Cette ségrégation en termes de profession et de tâches n’est pas sans conséquence sur les conditions de travail. Ainsi, si les hommes subissent davantage la pénibilité physique, les femmes seraient plus fréquemment exposées aux risques psychosociaux. « Durant la crise sanitaire, l’intensification du travail et la dégradation des conditions de travail ont été plus importantes pour les femmes, davantage présentes dans les métiers de la santé et de l’action sociale, fortement sollicités au cours de la période », explique Sylvie Le Minez.

En parallèle, on observe une augmentation du nombre de femmes cadres : elles représentent 43 % des cadres et professions intellectuelles supérieures en 2020, contre 21 % en 1982.

27% de femmes en temps partiel

Concernant la conciliation vie familiale et vie professionnelle, l’arrivée des enfants dans le foyer continue d’affecter davantage les femmes.

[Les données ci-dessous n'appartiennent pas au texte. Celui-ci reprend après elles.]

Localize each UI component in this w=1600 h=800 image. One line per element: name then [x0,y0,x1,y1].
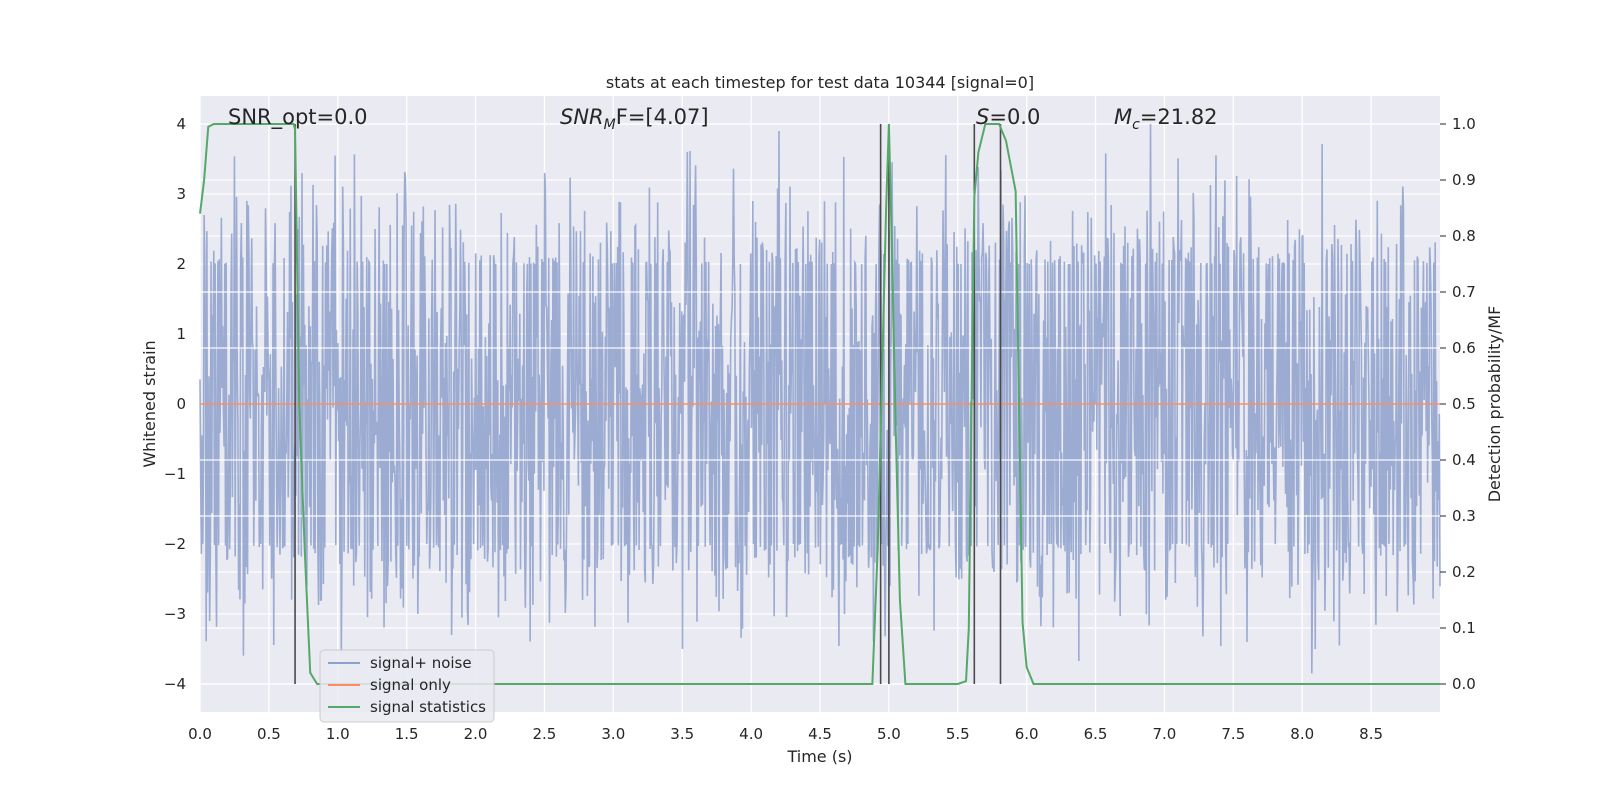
legend: signal+ noise signal only signal statist… [319,649,495,723]
x-tick-label-0: 0.0 [188,725,212,743]
y2-tick-label-10: 0.0 [1452,675,1476,693]
y2-axis-title: Detection probability/MF [1485,306,1504,503]
annotation-snr-mf-rest: F=[4.07] [616,105,709,129]
x-tick-label-8: 4.0 [739,725,763,743]
y2-tick-label-8: 0.2 [1452,563,1476,581]
annotation-s-label: S [976,105,989,129]
y2-ticks: 1.0 0.9 0.8 0.7 0.6 0.5 0.4 0.3 0.2 0.1 0.0 [1440,115,1476,693]
x-tick-label-7: 3.5 [670,725,694,743]
y-tick-label-8: −4 [164,675,186,693]
annotation-s-value: =0.0 [989,105,1040,129]
annotation-snr-mf-sub: M [604,117,616,133]
y-ticks: 4 3 2 1 0 −1 −2 −3 −4 [164,115,186,693]
legend-label-signal-noise: signal+ noise [370,654,472,672]
y-tick-label-7: −3 [164,605,186,623]
y-tick-label-4: 0 [176,395,186,413]
legend-label-signal-statistics: signal statistics [370,698,486,716]
y2-tick-label-7: 0.3 [1452,507,1476,525]
x-tick-label-14: 7.0 [1153,725,1177,743]
annotation-mc: Mc=21.82 [1114,105,1218,133]
y2-tick-label-3: 0.7 [1452,283,1476,301]
annotation-snr-opt: SNR_opt=0.0 [228,105,368,130]
annotation-snr-mf-base: SNR [560,105,604,129]
x-tick-label-3: 1.5 [395,725,419,743]
annotation-s: S=0.0 [976,105,1040,129]
y-axis-title: Whitened strain [140,340,159,467]
annotation-mc-sub: c [1132,117,1140,133]
x-tick-label-15: 7.5 [1221,725,1245,743]
y2-tick-label-2: 0.8 [1452,227,1476,245]
x-tick-label-11: 5.5 [946,725,970,743]
statistics-line [199,123,1440,685]
y2-tick-label-4: 0.6 [1452,339,1476,357]
y2-tick-label-0: 1.0 [1452,115,1476,133]
y2-tick-label-1: 0.9 [1452,171,1476,189]
annotation-mc-value: =21.82 [1140,105,1218,129]
y2-tick-label-9: 0.1 [1452,619,1476,637]
x-tick-label-13: 6.5 [1084,725,1108,743]
y-tick-label-6: −2 [164,535,186,553]
x-tick-label-17: 8.5 [1359,725,1383,743]
y-tick-label-5: −1 [164,465,186,483]
y2-tick-label-5: 0.5 [1452,395,1476,413]
x-axis-title: Time (s) [786,747,852,766]
annotation-mc-base: M [1114,105,1132,129]
x-tick-label-4: 2.0 [464,725,488,743]
y2-tick-label-6: 0.4 [1452,451,1476,469]
x-tick-label-1: 0.5 [257,725,281,743]
vertical-markers [294,124,1002,684]
chart-title: stats at each timestep for test data 103… [606,73,1034,92]
series-signal-noise [199,123,1441,674]
x-tick-label-16: 8.0 [1290,725,1314,743]
y-tick-label-3: 1 [176,325,186,343]
noise-trace [199,123,1441,674]
x-tick-label-6: 3.0 [601,725,625,743]
x-tick-label-5: 2.5 [533,725,557,743]
y-tick-label-2: 2 [176,255,186,273]
annotation-snr-mf: SNRMF=[4.07] [560,105,709,133]
y-tick-label-1: 3 [176,185,186,203]
series-signal-statistics [199,123,1440,685]
legend-box [319,649,495,723]
x-tick-label-2: 1.0 [326,725,350,743]
x-tick-label-9: 4.5 [808,725,832,743]
x-ticks: 0.0 0.5 1.0 1.5 2.0 2.5 3.0 3.5 4.0 4.5 5.0 5.5 6.0 6… [188,725,1383,743]
x-tick-label-10: 5.0 [877,725,901,743]
y-tick-label-0: 4 [176,115,186,133]
x-tick-label-12: 6.0 [1015,725,1039,743]
legend-label-signal-only: signal only [370,676,451,694]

L’âge et le nombre d’enfants influent à la fois sur leur participation au marché du travail et les salaires, pas pour les pères.

En 2020, 81% des mères de 25 à 49 ans en couple sont en activité, contre 96% des pères. « Cela reflète la difficulté à concilier vie professionnelle et vie familiale, mais aussi la persistance de l’idée d’une ‘vocation maternelle’ présumée des femmes », justifie Sylvie Le Minez. Le taux d’activité des mères en couple avec trois enfants (dont l’un au moins âgé de moins de 3 ans) chute à 48%. Les femmes supporteraient davantage le poids de la cette conciliation vie familiale/vie professionnelle. En 2020, elles ont trois fois plus recours (27%) au temps partiel que les hommes (8%). Les raisons ? 26 % déclarent devoir s’occuper d’enfants ou d’une personne dépendante, contre à peine 6 % des hommes. Même constat sur l’inactivité, qui concerne deux fois plus de femmes (ni étudiantes, ni retraitées) que d’hommes, même si cette part a été divisé par quatre en 50 ans , là aussi en majorité pour des raisons familiales.

22% d’écarts de revenus

Conséquence de leurs choix de carrière et de la ségrégation des secteurs avec des femmes exerçant dans des secteurs peu mixtes et faiblement rémunérateurs, les écarts de salaires ne diminuent que lentement. En 2019, le revenu salarial des femmes reste inférieur en moyenne de 22% à celui des hommes ; c’était 27% en 1995. Un tiers s’explique par « des différences de durée de travail », les deux autres tiers « par d’autres facteurs, comme les emplois et les secteurs occupés, les différences de postes…, justifie Sylvie Le Minez. Avec un moindre accès des femmes aux postes les plus rémunérés ». Ainsi, si elles représentent 42 % des salariés dans le secteur privé en 2019, leur part diminue nettement quand les salaires s’élèvent (19 % de femmes dans le top 1 %).

Autre effet, des différences de parcours professionnels, les femmes partent à la retraite plus tard que les hommes et percevraient des pensions inférieures. Avec des carrières plus fréquemment incomplètes et souvent moins éligibles aux dispositifs de départs anticipés, elles sont davantage contraintes de liquider leur pension à 65 ans ou plus, afin d’éviter une décote.